[Date Prev][Date Next][Thread Prev][Thread Next][Date Index][Thread Index]
Re: some ideas
Heikki Levanto writes:
> Henrik Rydberg (rydberg@xxxxxxxxxxxxxxxxx) wrote in lsd.compgo:
>
> : As opposed to for instance Backgammon [1], Go is strictly
> : deterministic, leading to some problems when applying
> : algorithms such as temporal difference learning (TD).
>
> I think the problem with go is not so much the determinism, but the
> difficulty in evaluating positions.
In application to chess TD learning variant called TD-Leaf works
nicely, and this specific example supports Heikki's view. I believe
that success of TD learning has nothing, or very little, to do with
the game being deterministic.
Perhaps Heikki is right and the problem is in the very details of the
game. In Go humans have highly developed expert knowledge of specific
patterns, etc., and this is hard to handle with inexact (and
inefficient) artificial neural networks of today. Also, one should not
consider TD learning as restricted to just neural networks -- it is a
general method that can be applied in a large class of learning (or
minimization) paradigms.
I suppose, that TD learning is useful for learning in Go programs, as
it has been useful in other deterministic games. Even hand-tuned
programs might benefit from using TD learning. For example, assume
that you have a Go program with many hand-tuned weights. They could be
for anything, e.g. patterns. Without a doubt at some point of the
development you will (I'm guessing here!) find that the program is
slightly inconsistent, or that finding suitable changes to parameters
is very difficult. In such a situation using TD learning might allow
automatic tuning which finds good relative correction to the
weights. To me it seems that this is what can be learned from
TD-Gammon etc.; even if you can find the optimal weights by
hand it is much easier to use an automated method. Also often
automated weight optimization will be less biased as that of the
developer.
Of course, given the current level of Go programs and, in particular,
the level of the programmers (it seems that you all are dan level, or
close, Go players!) TD methods might be irrelevant.

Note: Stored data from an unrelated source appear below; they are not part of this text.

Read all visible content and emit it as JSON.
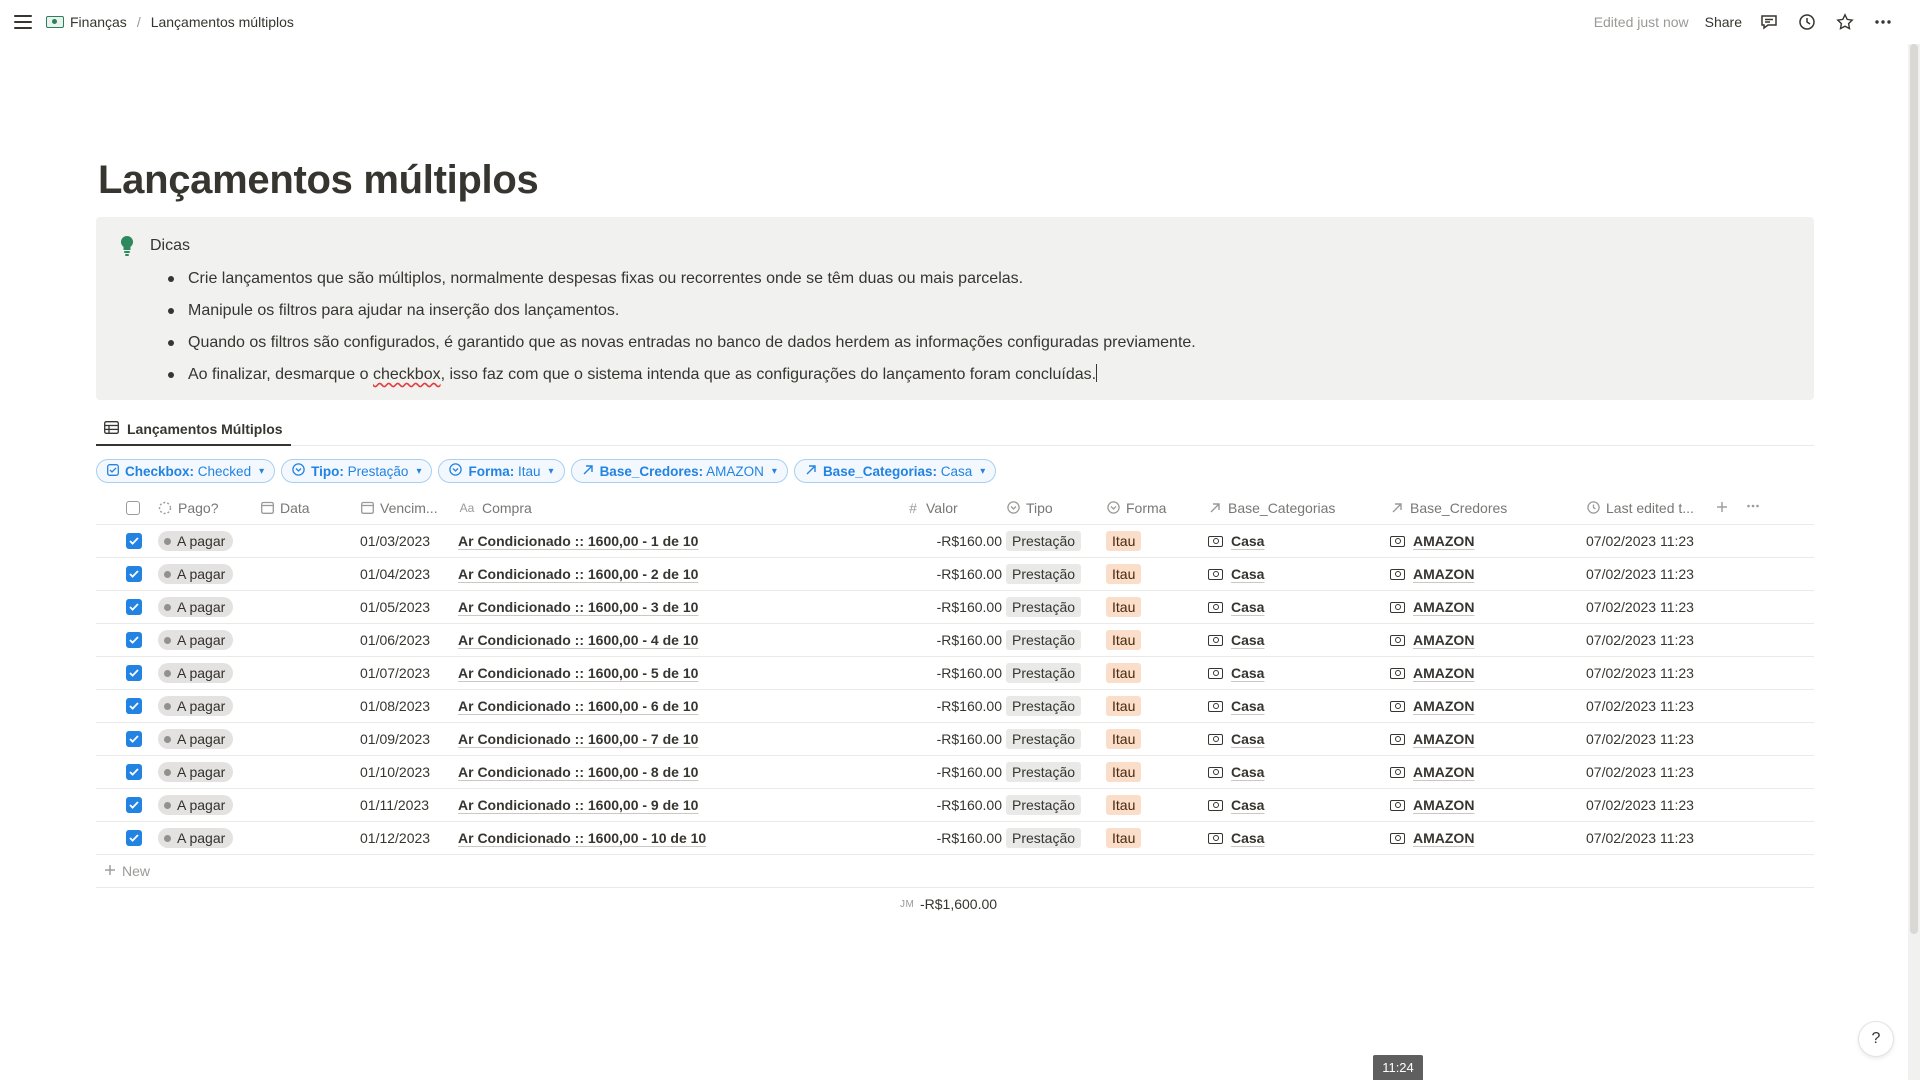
{
  "topbar": {
    "breadcrumb": [
      "Finanças",
      "Lançamentos múltiplos"
    ],
    "edited": "Edited just now",
    "share": "Share"
  },
  "page": {
    "title": "Lançamentos múltiplos",
    "callout": {
      "heading": "Dicas",
      "items": [
        "Crie lançamentos que são múltiplos, normalmente despesas fixas ou recorrentes onde se têm duas ou mais parcelas.",
        "Manipule os filtros para ajudar na inserção dos lançamentos.",
        "Quando os filtros são configurados, é garantido que as novas entradas no banco de dados herdem as informações configuradas previamente."
      ],
      "last_item": {
        "before": "Ao finalizar, desmarque o ",
        "highlight": "checkbox",
        "after": ", isso faz com que o sistema intenda que as configurações do lançamento foram concluídas."
      }
    }
  },
  "view": {
    "tab_label": "Lançamentos Múltiplos"
  },
  "filters": [
    {
      "key": "Checkbox:",
      "value": "Checked",
      "icon": "checkbox-icon"
    },
    {
      "key": "Tipo:",
      "value": "Prestação",
      "icon": "select-icon"
    },
    {
      "key": "Forma:",
      "value": "Itau",
      "icon": "select-icon"
    },
    {
      "key": "Base_Credores:",
      "value": "AMAZON",
      "icon": "relation-arrow-icon"
    },
    {
      "key": "Base_Categorias:",
      "value": "Casa",
      "icon": "relation-arrow-icon"
    }
  ],
  "table": {
    "columns": {
      "pago": "Pago?",
      "data": "Data",
      "venc": "Vencim...",
      "compra": "Compra",
      "valor": "Valor",
      "tipo": "Tipo",
      "forma": "Forma",
      "cat": "Base_Categorias",
      "cred": "Base_Credores",
      "edit": "Last edited t..."
    },
    "rows": [
      {
        "pago": "A pagar",
        "venc": "01/03/2023",
        "compra": "Ar Condicionado :: 1600,00 - 1 de 10",
        "valor": "-R$160.00",
        "tipo": "Prestação",
        "forma": "Itau",
        "cat": "Casa",
        "cred": "AMAZON",
        "edit": "07/02/2023 11:23"
      },
      {
        "pago": "A pagar",
        "venc": "01/04/2023",
        "compra": "Ar Condicionado :: 1600,00 - 2 de 10",
        "valor": "-R$160.00",
        "tipo": "Prestação",
        "forma": "Itau",
        "cat": "Casa",
        "cred": "AMAZON",
        "edit": "07/02/2023 11:23"
      },
      {
        "pago": "A pagar",
        "venc": "01/05/2023",
        "compra": "Ar Condicionado :: 1600,00 - 3 de 10",
        "valor": "-R$160.00",
        "tipo": "Prestação",
        "forma": "Itau",
        "cat": "Casa",
        "cred": "AMAZON",
        "edit": "07/02/2023 11:23"
      },
      {
        "pago": "A pagar",
        "venc": "01/06/2023",
        "compra": "Ar Condicionado :: 1600,00 - 4 de 10",
        "valor": "-R$160.00",
        "tipo": "Prestação",
        "forma": "Itau",
        "cat": "Casa",
        "cred": "AMAZON",
        "edit": "07/02/2023 11:23"
      },
      {
        "pago": "A pagar",
        "venc": "01/07/2023",
        "compra": "Ar Condicionado :: 1600,00 - 5 de 10",
        "valor": "-R$160.00",
        "tipo": "Prestação",
        "forma": "Itau",
        "cat": "Casa",
        "cred": "AMAZON",
        "edit": "07/02/2023 11:23"
      },
      {
        "pago": "A pagar",
        "venc": "01/08/2023",
        "compra": "Ar Condicionado :: 1600,00 - 6 de 10",
        "valor": "-R$160.00",
        "tipo": "Prestação",
        "forma": "Itau",
        "cat": "Casa",
        "cred": "AMAZON",
        "edit": "07/02/2023 11:23"
      },
      {
        "pago": "A pagar",
        "venc": "01/09/2023",
        "compra": "Ar Condicionado :: 1600,00 - 7 de 10",
        "valor": "-R$160.00",
        "tipo": "Prestação",
        "forma": "Itau",
        "cat": "Casa",
        "cred": "AMAZON",
        "edit": "07/02/2023 11:23"
      },
      {
        "pago": "A pagar",
        "venc": "01/10/2023",
        "compra": "Ar Condicionado :: 1600,00 - 8 de 10",
        "valor": "-R$160.00",
        "tipo": "Prestação",
        "forma": "Itau",
        "cat": "Casa",
        "cred": "AMAZON",
        "edit": "07/02/2023 11:23"
      },
      {
        "pago": "A pagar",
        "venc": "01/11/2023",
        "compra": "Ar Condicionado :: 1600,00 - 9 de 10",
        "valor": "-R$160.00",
        "tipo": "Prestação",
        "forma": "Itau",
        "cat": "Casa",
        "cred": "AMAZON",
        "edit": "07/02/2023 11:23"
      },
      {
        "pago": "A pagar",
        "venc": "01/12/2023",
        "compra": "Ar Condicionado :: 1600,00 - 10 de 10",
        "valor": "-R$160.00",
        "tipo": "Prestação",
        "forma": "Itau",
        "cat": "Casa",
        "cred": "AMAZON",
        "edit": "07/02/2023 11:23"
      }
    ],
    "new_label": "New",
    "sum_label": "ЈМ",
    "sum_value": "-R$1,600.00"
  },
  "overlays": {
    "time": "11:24",
    "help": "?"
  },
  "colors": {
    "accent": "#2383e2",
    "forma_tag_bg": "#fadec9",
    "callout_bg": "#f1f1ef"
  }
}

I think that the problem with neural networks is that they are assumed
to solve all problems in a Go program without any expert
knowledge. However, research into this has been made (e.g. by
Schraudolph, Dayan and Sejnowski and by Enzenberger) and with
relatively good results. These results suggest that expert knowledge is
necessary, and addition of even modest string structures lead to
relatively good programs.
IMHO, it doesn't seem likely that neural network based Go programs
become any threat to hand-tuned programs in the near future. They
demand a lot of computation, and learning times seem
intolerable. Nevertheless, one cannot help but wonder whether there
exists some representation of a Go state, or a new neural
architecture, that allows this to happen.
TD learning is described in the paper by Richard Sutton
Richard S. Sutton, Learning to Predict by the Methods of Temporal
Differences. Machine Learning 3: 9 - 44, 1988.
of which a reprint can be found on his web page.
Mika Kojo
SSH Communications Security, Ltd.